Katheryn Clayton-Shay lived in Louisiana and Hawaii before moving to Ethiopia with one of her daughters, Pumehana. In Ethiopia, Katheryn put her 25 years of teaching experience to good use by training local teachers on best educational practices for rural settings.
Now, Katheryn lives in Oakland and works as a behavioral therapist. She is also one of FII’s partner families. Pumehana, now 14, and a granddaughter live with her, while the rest of the family is still in Hawaii.
“Before we moved to California, we used to always have many friends and family relatives around,” she says. “In Louisiana, you didn’t think twice about baking a pie and bringing it to a neighbor unannounced. In Hawaii, I knew all of my children’s friends and their parents. It was a tight-knit community. Here in Oakland things are quieter for us, and my daughter has definitely felt the difference. It doesn’t help that I don’t have much time to spend with her, since I stay busy with my work obligations and caring for my granddaughter.”
Wanting to spend quality time with Pumehana is what motivated her to apply for an FII’s Family Time grant.
Family Time funds are available to partnering families and meant to allow families to enhance their quality time with each other. FII recognizes that critical role personal foundational relationships play in our wellbeing.
This small, one-time investment allowed Katheryn to purchase camping gear and two tickets to Reggae by the River, a four-day arts and music Reggae festival sponsored by Mateel Community Center, where she regularly volunteers.
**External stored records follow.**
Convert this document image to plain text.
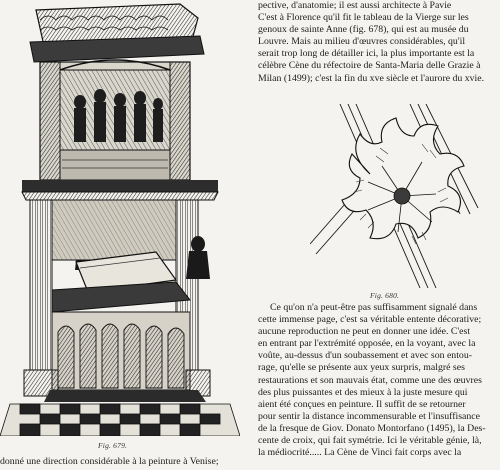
Fig. 679.
donné une direction considérable à la peinture à Venise;
pective, d'anatomie; il est aussi architecte à Pavie
C'est à Florence qu'il fit le tableau de la Vierge sur les
genoux de sainte Anne (fig. 678), qui est au musée du
Louvre. Mais au milieu d'œuvres considérables, qu'il
serait trop long de détailler ici, la plus importante est la
célèbre Cène du réfectoire de Santa-Maria delle Grazie à
Milan (1499); c'est la fin du xve siècle et l'aurore du xvie.
Fig. 680.
Ce qu'on n'a peut-être pas suffisamment signalé dans
cette immense page, c'est sa véritable entente décorative;
aucune reproduction ne peut en donner une idée. C'est
en entrant par l'extrémité opposée, en la voyant, avec la
voûte, au-dessus d'un soubassement et avec son entou-
rage, qu'elle se présente aux yeux surpris, malgré ses
restaurations et son mauvais état, comme une des œuvres
des plus puissantes et des mieux à la juste mesure qui
aient été conçues en peinture. Il suffit de se retourner
pour sentir la distance incommensurable et l'insuffisance
de la fresque de Giov. Donato Montorfano (1495), la Des-
cente de croix, qui fait symétrie. Ici le véritable génie, là,
la médiocrité..... La Cène de Vinci fait corps avec la
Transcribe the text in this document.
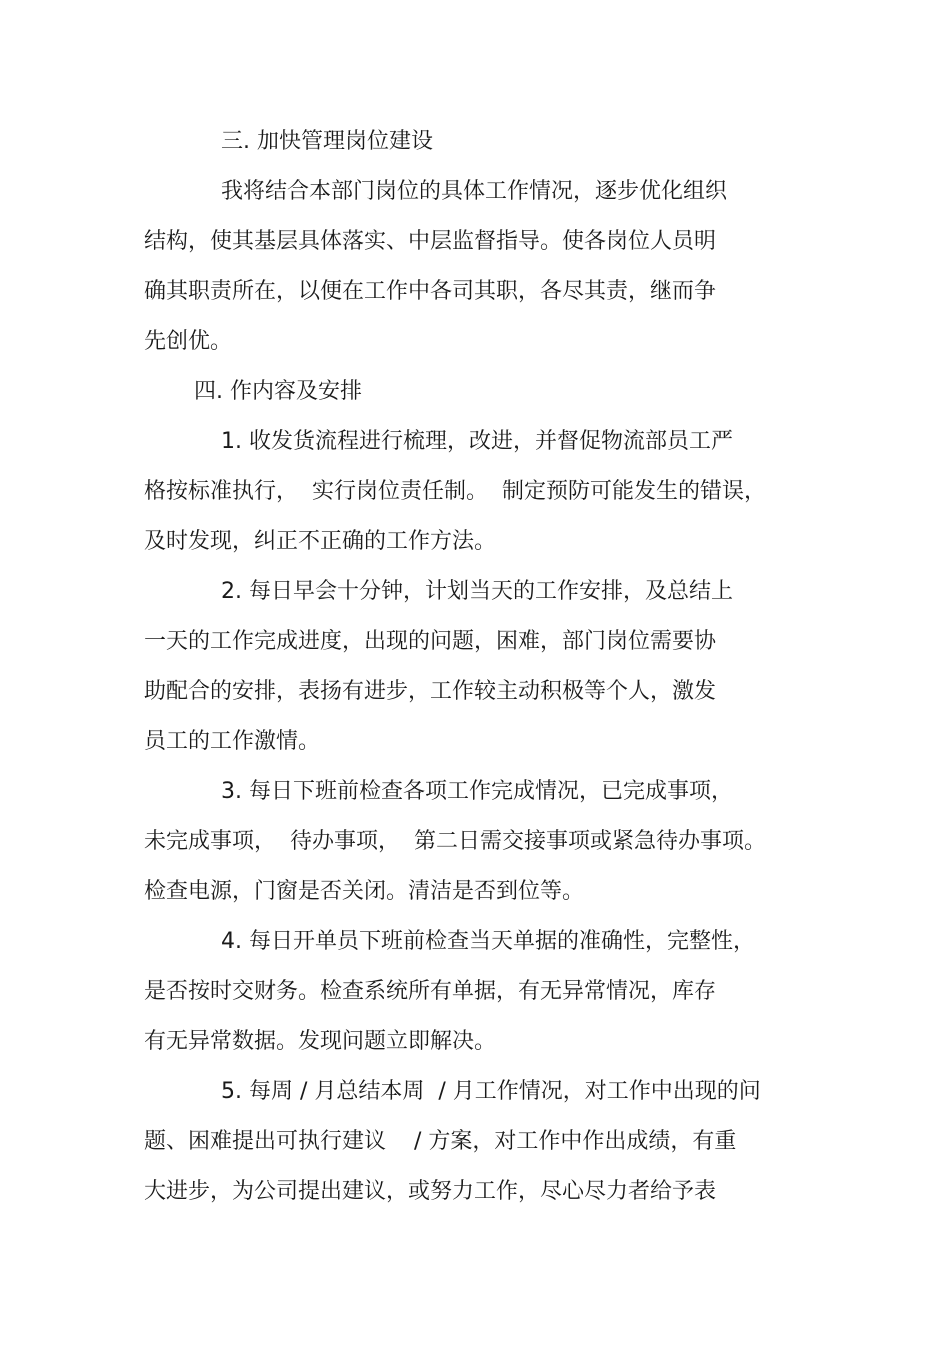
三. 加快管理岗位建设
我将结合本部门岗位的具体工作情况，逐步优化组织
结构，使其基层具体落实、中层监督指导。使各岗位人员明
确其职责所在，以便在工作中各司其职，各尽其责，继而争
先创优。
四. 作内容及安排
1. 收发货流程进行梳理，改进，并督促物流部员工严
格按标准执行，  实行岗位责任制。  制定预防可能发生的错误，
及时发现，纠正不正确的工作方法。
2. 每日早会十分钟，计划当天的工作安排，及总结上
一天的工作完成进度，出现的问题，困难，部门岗位需要协
助配合的安排，表扬有进步，工作较主动积极等个人，激发
员工的工作激情。
3. 每日下班前检查各项工作完成情况，已完成事项，
未完成事项，  待办事项，  第二日需交接事项或紧急待办事项。
检查电源，门窗是否关闭。清洁是否到位等。
4. 每日开单员下班前检查当天单据的准确性，完整性，
是否按时交财务。检查系统所有单据，有无异常情况，库存
有无异常数据。发现问题立即解决。
5. 每周 / 月总结本周  / 月工作情况，对工作中出现的问
题、困难提出可执行建议    / 方案，对工作中作出成绩，有重
大进步，为公司提出建议，或努力工作，尽心尽力者给予表
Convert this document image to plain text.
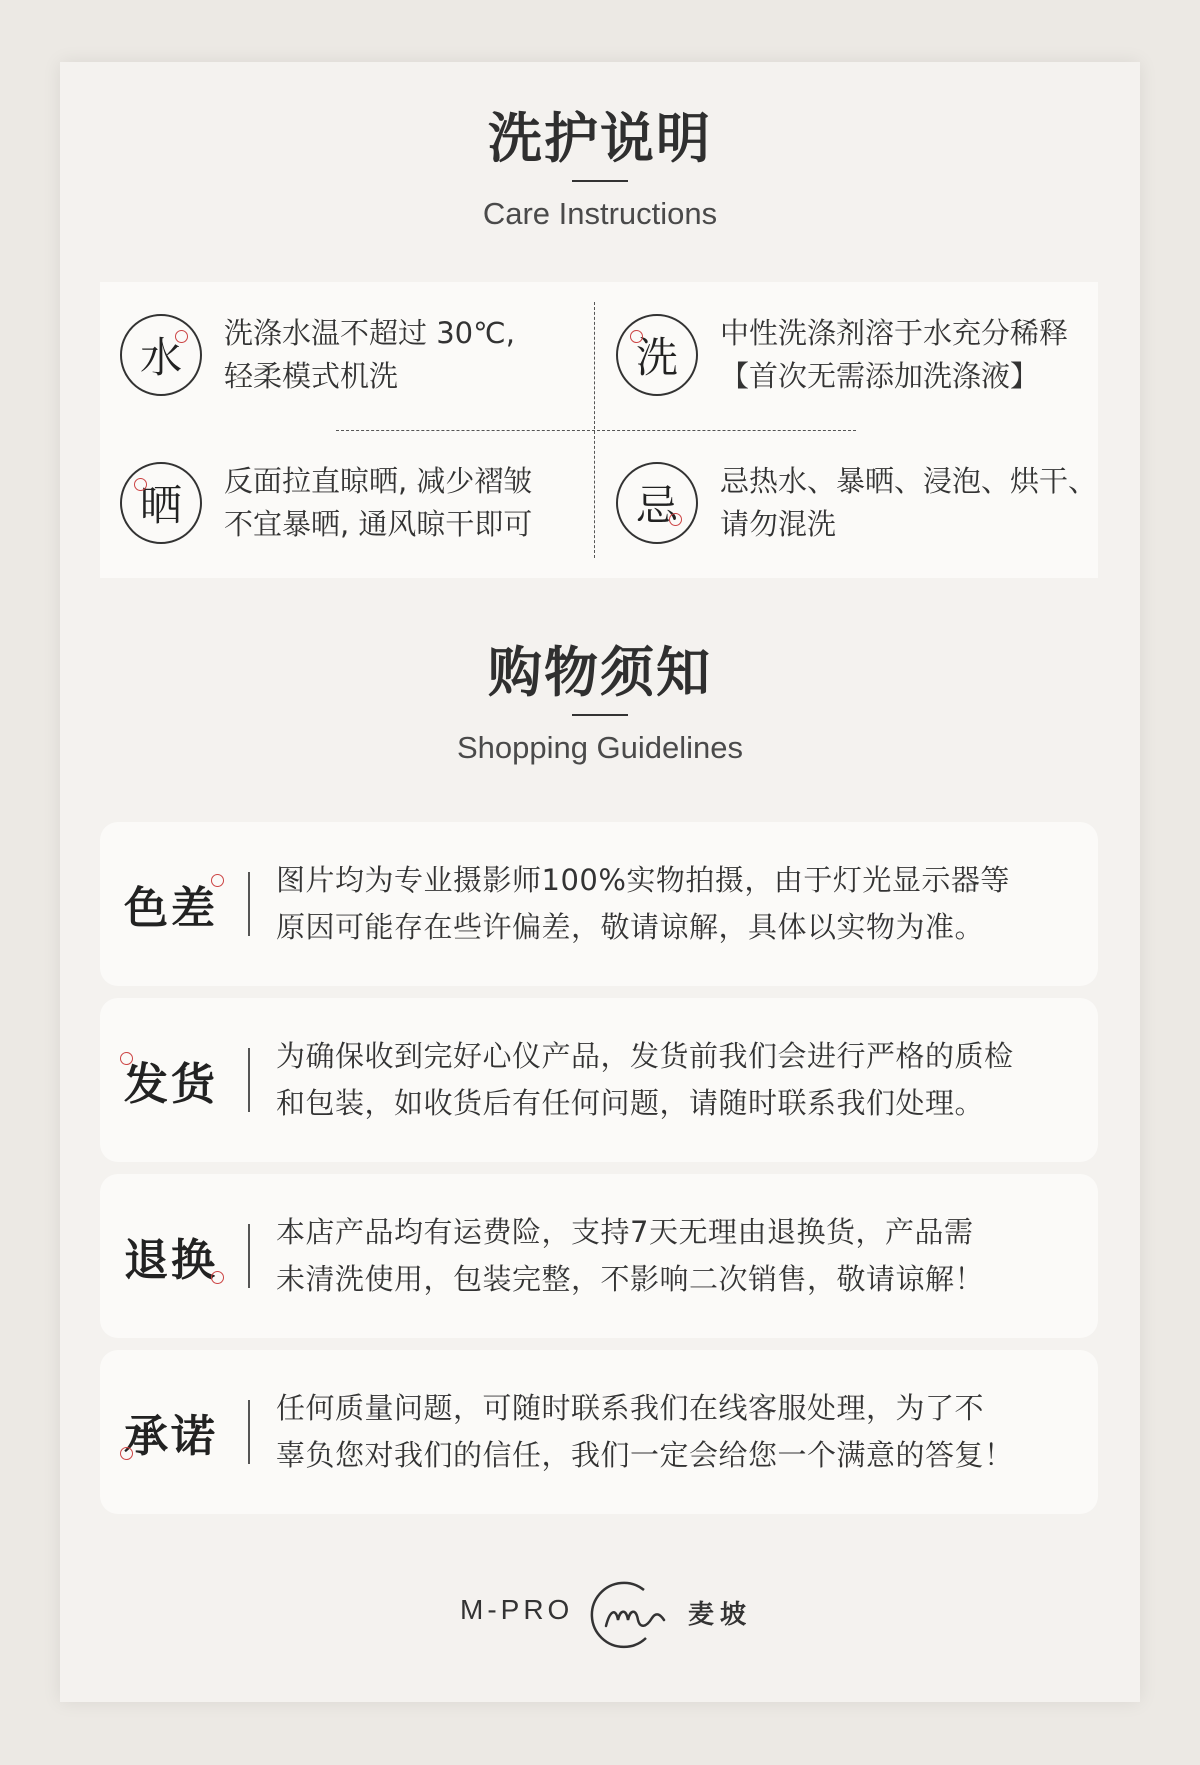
洗护说明
Care Instructions
水 洗涤水温不超过 30℃,
轻柔模式机洗	洗 中性洗涤剂溶于水充分稀释
【首次无需添加洗涤液】
晒 反面拉直晾晒, 减少褶皱
不宜暴晒, 通风晾干即可 忌 忌热水、暴晒、浸泡、烘干、
请勿混洗
购物须知
Shopping Guidelines
色差
图片均为专业摄影师100%实物拍摄，由于灯光显示器等
原因可能存在些许偏差，敬请谅解，具体以实物为准。
发货
为确保收到完好心仪产品，发货前我们会进行严格的质检
和包装，如收货后有任何问题，请随时联系我们处理。
退换
本店产品均有运费险，支持7天无理由退换货，产品需
未清洗使用，包装完整，不影响二次销售，敬请谅解！
承诺
任何质量问题，可随时联系我们在线客服处理，为了不
辜负您对我们的信任，我们一定会给您一个满意的答复！
M-PRO	麦坡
To finance the rest of the costs, Katheryn and Pumehana volunteered at the festival’s kitchen, serving nearly 2,500 staff, medics, and traffic personnel.
And they brought friends.
“I wanted to replicate the extended family experience we once knew,” Katheryn explains. “That’s how I got the idea to ask other fellow Hawaiian transplants to sign up to volunteer and attend the festival with us. We ended up being twelve-people strong!”
How did Pumehana enjoy it? “She loved it,” Katheryn says. “She even made some bracelets and sold them informally to other fellow campers. Next year she wants to actually man her own vendor stand. And I’ll be right there with her.”
Katheryn is part of Oakland Rising 600, a Family Independence Initiative cohort. “There is also an aspect of camaraderie about FII that we like,” Katheryn says about her group. “We are older folks, so we want to pass on what has worked for us to others.”
FII partners with families to gather data and stories to learn about what they are doing to improve their lives. Families are able to track their own progress, as well as share their insights with other families.
“I’m glad to be part of a group and an organization that are doing good things,” she says. “I’ve always been attracted to entrepreneurs and risk-takers, because you can be inspired by and learn from them.”